Near the end of summer, Mark receives ever more lucrative offers from Buzzline. After a consideration of sex in the days of HIV and AIDS, Mimi and Roger and Maureen and Joanne have broken-up.

Then, suddenly, Angel dies.

The friends reunite at Angel’s funeral, though the atmosphere is strained. The former couples engage in arguments, angering Collins who believes Angel would be upset knowing the friends were behaving in such a manner. As a result, Maureen and Joanne reconcile.

Mark accepts the job at Buzzline, and Roger decides to head to Santa Fe, unable to handle Mimi’s decline. Mimi overhears the conversation, and she commits to entering rehab. Collins, unable to pay for Angel’s funeral, is thrown out of the church. Benny, however, steps forward to cover the bill. The two friends then reconcile.

A little while later, Roger and Mark are each separately experiencing creative breakthroughs. Roger writes a song about Mimi, and Mark leaves his corporate job to finish his film. Roger returns to New York but cannot find Mimi to play it for her. In the apartment, Mark is ready to screen his film for his friends, but the power goes out. At that moment, Collins enters with a massive amount of money. He’s reprogrammed a nearby ATM to dispense money to anyone who knows the code.
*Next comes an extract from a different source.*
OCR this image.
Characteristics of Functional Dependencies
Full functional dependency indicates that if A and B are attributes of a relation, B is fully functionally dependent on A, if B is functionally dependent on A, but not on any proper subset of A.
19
The code, he explains, is “A N G E L.”

Suddenly, Maureen and Joanne enter, carrying Mimi who’s been living on the streets. She is gravely ill and near death. Mimi seems to die, but then sits up with a start. She tells her friends that she saw a white light, and a vision of Angel who directed her to go back home.

The friends decide to make the best of whatever life sends them, and whatever time they have left.

Rent discusses living through the AIDS epidemic, but more broadly, the musical argues for making the best of what life sends your way. Several of the songs encourage the characters and the audience to celebrate living life to its fullest, and to enjoy the love of family and friends.

The musical also makes its case for living a life dedicated to artistic endeavors.

Rent was hugely successfully, earning multiple Tony Awards and Drama Desk Awards. Part of Rent’s allure comes from the tragic death of its writer on the morning of the musical’s debut. (Larson suffered an aortic dissection, not complications from HIV, as is often assumed.)

A film featuring several of the musical’s original cast was released in 2005.